Shafer has made a habit of pushing journalists to be more accurate and responsible from his post at Slate’s Press Box, a column devoted to media criticism.  Voices like his are increasingly crucial as journalistic mores shift, with Shafer both demonstrating and explaining how Web writing can work.

Nothing beats a good scandal — but when the scandal involves a scandal-breaker, there seems to be a bit of karma happening.
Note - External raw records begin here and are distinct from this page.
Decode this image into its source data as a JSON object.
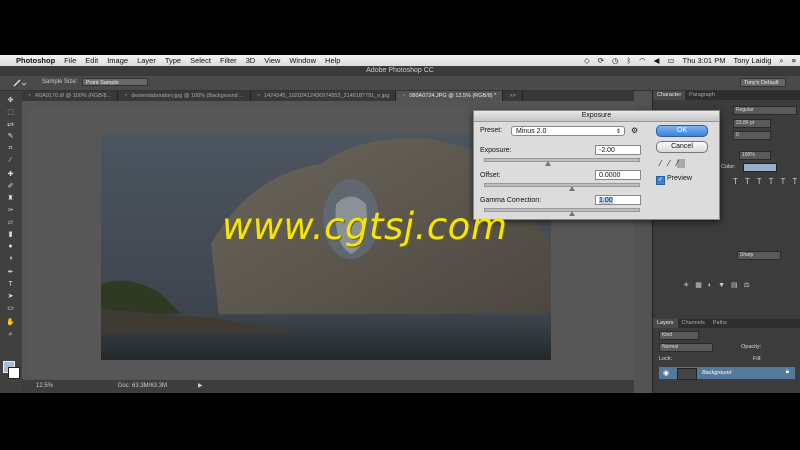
{
  "menubar": {
    "app": "Photoshop",
    "items": [
      "File",
      "Edit",
      "Image",
      "Layer",
      "Type",
      "Select",
      "Filter",
      "3D",
      "View",
      "Window",
      "Help"
    ],
    "clock": "Thu 3:01 PM",
    "user": "Tony Laidig"
  },
  "window": {
    "title": "Adobe Photoshop CC"
  },
  "options": {
    "sample_label": "Sample Size:",
    "sample_value": "Point Sample",
    "workspace": "Tony's Default"
  },
  "tabs": [
    {
      "label": "R0A9170.tif @ 100% (RGB/8...",
      "active": false
    },
    {
      "label": "dexterslaboratory.jpg @ 100% (Background ...",
      "active": false
    },
    {
      "label": "1424345_10202412436974553_2145187791_n.jpg",
      "active": false
    },
    {
      "label": "080A0724.JPG @ 12.5% (RGB/8) *",
      "active": true
    }
  ],
  "tabs_overflow": ">>",
  "status": {
    "zoom": "12.5%",
    "doc": "Doc: 63.3M/63.3M",
    "arrow": "▶"
  },
  "panels": {
    "top_tabs": [
      "Character",
      "Paragraph"
    ],
    "regular": "Regular",
    "size": "23.86 pt",
    "zero": "0",
    "scale": "100%",
    "color_label": "Color:",
    "sharp": "Sharp",
    "layer_tabs": [
      "Layers",
      "Channels",
      "Paths"
    ],
    "kind": "Kind",
    "normal": "Normal",
    "opacity_label": "Opacity:",
    "lock_label": "Lock:",
    "fill_label": "Fill:",
    "layer_name": "Background"
  },
  "dialog": {
    "title": "Exposure",
    "preset_label": "Preset:",
    "preset_value": "Minus 2.0",
    "exposure_label": "Exposure:",
    "exposure_value": "-2.00",
    "offset_label": "Offset:",
    "offset_value": "0.0000",
    "gamma_label": "Gamma Correction:",
    "gamma_value": "1.00",
    "ok": "OK",
    "cancel": "Cancel",
    "preview": "Preview",
    "preview_checked": true
  },
  "watermark": "www.cgtsj.com"
}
At the ScienceBlogs website, Razib Kahn characterized the Posner situation as more a problem of being pathologically dumb than being a pathological plagiarist:

The Ben Domenech case actually shows that yes, internet-age plagiarists can be pathologically dumb.  There are plenty of cases of small-time plagiarists; my friend Randall Parker of FuturePundit was pointed to another blogger who was copying his posts almost verbatim.  Small potatoes.  But if you’re a professional journalist, you’re going to get caught if you have any prominence if people can compare the text on the internet.

I think catching people plagiarizing like this is a good sign that there are some mental peculiarities at work here; cognitive biases if you will.  This isn’t cheating on college papers, unethical as it is, this is being unethical for short-term gains when there’s a very high probability that you’ll be caught and humiliated in public in the long-term.

Being called unethical is something that Posner had probably been expecting — but being called dumb has to really hurt!